Fiduciary Guidance Counsel

Philadelphia, Pennsylvania

215-732-1552

Peter@FiduciaryGuidanceCounsel.com

Posted
On 3/14/2024 at 6:53 PM, Paul I said:

If the union employees have not met the requirements to be able to take an in-service distribution, the employer can work with the union to coordinate a trust-to-trust transfer of accounts from the employer plan to the union plan.  Part of that coordination may involve amending one or both plans to have provisions facilitating this approach.  The union can decide what provisions in the union plan will be applicable to the balances received into the union plan.

The key point is making this happen is between the employer and the union, and is not directly between the employer and the union employees.

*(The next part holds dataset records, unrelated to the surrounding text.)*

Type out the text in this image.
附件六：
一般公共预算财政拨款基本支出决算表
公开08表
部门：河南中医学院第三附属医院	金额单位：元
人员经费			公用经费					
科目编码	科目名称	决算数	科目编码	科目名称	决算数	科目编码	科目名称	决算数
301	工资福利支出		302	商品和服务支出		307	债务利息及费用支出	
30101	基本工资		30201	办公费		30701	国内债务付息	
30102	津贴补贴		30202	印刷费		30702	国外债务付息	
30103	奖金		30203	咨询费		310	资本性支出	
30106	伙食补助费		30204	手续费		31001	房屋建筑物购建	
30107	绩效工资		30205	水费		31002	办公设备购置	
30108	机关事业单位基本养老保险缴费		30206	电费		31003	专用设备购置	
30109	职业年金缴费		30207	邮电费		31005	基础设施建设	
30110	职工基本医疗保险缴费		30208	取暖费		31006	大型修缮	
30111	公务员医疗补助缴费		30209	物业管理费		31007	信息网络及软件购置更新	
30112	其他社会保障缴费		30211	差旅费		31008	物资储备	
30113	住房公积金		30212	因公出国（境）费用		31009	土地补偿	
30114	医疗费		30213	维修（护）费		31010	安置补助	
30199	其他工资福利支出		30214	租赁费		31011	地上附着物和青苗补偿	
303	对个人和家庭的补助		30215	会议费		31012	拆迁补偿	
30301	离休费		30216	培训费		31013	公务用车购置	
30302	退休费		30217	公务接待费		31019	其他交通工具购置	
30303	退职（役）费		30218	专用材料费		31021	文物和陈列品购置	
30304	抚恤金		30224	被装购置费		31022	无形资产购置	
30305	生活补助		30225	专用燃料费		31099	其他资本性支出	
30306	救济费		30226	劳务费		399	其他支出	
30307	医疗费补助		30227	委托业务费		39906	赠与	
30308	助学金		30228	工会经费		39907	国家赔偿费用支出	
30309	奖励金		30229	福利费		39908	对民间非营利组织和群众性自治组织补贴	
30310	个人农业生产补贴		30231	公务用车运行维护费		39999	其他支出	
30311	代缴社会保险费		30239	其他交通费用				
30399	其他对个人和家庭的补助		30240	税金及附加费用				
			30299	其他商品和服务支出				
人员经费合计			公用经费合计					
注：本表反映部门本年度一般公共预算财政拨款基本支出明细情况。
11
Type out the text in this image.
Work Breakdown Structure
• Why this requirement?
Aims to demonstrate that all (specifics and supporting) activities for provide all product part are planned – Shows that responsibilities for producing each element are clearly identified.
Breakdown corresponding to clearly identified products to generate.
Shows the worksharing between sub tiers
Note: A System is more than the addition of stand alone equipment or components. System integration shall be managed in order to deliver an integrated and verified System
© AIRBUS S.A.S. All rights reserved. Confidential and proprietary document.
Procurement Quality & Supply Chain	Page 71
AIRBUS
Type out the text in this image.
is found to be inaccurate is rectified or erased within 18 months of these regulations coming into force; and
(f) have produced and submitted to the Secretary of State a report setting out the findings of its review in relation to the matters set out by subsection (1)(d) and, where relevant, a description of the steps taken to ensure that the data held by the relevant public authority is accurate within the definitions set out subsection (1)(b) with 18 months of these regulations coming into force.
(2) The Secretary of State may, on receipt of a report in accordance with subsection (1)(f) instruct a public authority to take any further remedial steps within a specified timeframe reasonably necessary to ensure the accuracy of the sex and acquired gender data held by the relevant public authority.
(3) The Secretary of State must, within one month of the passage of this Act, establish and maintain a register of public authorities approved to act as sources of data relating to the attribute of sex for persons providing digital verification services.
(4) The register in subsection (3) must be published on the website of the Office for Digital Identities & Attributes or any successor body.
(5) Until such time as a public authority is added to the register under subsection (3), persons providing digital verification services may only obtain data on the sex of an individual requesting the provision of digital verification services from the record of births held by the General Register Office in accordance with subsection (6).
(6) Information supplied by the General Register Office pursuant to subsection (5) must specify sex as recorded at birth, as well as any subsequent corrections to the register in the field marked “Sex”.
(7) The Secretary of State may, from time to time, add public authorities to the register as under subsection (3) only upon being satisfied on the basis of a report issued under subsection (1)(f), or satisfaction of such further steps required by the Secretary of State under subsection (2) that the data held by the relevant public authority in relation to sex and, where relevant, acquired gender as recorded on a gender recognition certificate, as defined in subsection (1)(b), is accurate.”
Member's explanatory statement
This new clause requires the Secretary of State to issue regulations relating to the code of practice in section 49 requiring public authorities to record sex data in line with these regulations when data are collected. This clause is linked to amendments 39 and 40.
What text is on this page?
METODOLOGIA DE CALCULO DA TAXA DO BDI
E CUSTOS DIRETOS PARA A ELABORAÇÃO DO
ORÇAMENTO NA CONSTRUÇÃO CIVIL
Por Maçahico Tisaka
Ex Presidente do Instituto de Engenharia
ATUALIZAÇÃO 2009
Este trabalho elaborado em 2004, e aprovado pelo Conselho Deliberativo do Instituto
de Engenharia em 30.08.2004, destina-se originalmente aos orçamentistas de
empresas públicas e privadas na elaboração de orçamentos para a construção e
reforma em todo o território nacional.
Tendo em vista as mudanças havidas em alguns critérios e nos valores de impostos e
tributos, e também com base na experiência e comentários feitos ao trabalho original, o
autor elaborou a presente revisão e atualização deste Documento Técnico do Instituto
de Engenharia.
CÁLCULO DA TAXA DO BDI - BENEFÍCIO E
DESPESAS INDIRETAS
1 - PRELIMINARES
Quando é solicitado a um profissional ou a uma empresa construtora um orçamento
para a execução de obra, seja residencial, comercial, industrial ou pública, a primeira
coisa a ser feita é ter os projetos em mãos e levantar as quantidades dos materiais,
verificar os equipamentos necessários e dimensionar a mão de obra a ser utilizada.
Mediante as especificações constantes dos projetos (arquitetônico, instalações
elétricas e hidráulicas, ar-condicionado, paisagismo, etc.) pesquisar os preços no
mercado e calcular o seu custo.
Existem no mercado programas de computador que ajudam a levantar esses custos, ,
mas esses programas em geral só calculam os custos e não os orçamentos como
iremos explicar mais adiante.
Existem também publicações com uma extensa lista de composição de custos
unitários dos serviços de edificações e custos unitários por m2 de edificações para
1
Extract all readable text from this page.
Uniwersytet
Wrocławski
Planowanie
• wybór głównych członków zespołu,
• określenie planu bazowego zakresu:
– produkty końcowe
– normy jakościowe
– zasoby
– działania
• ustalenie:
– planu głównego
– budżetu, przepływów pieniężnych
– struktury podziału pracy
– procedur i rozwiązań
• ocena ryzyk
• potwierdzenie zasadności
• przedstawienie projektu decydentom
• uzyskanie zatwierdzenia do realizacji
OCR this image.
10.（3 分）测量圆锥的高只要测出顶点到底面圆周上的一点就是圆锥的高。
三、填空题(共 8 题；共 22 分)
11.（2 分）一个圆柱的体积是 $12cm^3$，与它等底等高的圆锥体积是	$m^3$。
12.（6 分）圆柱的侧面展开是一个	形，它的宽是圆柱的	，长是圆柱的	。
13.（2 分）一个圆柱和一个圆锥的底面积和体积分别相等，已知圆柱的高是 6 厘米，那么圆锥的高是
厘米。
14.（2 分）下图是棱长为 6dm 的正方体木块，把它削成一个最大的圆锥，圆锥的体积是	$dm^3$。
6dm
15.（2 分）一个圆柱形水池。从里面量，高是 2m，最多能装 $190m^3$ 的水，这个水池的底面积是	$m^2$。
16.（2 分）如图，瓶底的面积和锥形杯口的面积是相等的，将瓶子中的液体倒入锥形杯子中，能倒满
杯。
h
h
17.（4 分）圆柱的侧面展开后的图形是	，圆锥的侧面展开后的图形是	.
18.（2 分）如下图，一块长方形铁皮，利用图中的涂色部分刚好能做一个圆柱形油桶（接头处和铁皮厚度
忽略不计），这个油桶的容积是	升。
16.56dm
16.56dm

On 3/14/2024 at 6:25 PM, 52626 said:

Thanks for the response.

The Union Plan has agreed to take the funds as a trustee to trustee transfer.

Here is the glitch, the recordkeeping states these individuals are still actively employed and can not be transferred to the union plan.  they claim the employer could provide a Board Resolution termination the union employees from he plan and allow them to take their funds.

The employer pays the wages for the union employees, but they are covered under the union plan.  What prevents the Employer of the non union plan of just transferring the balances to the union plan??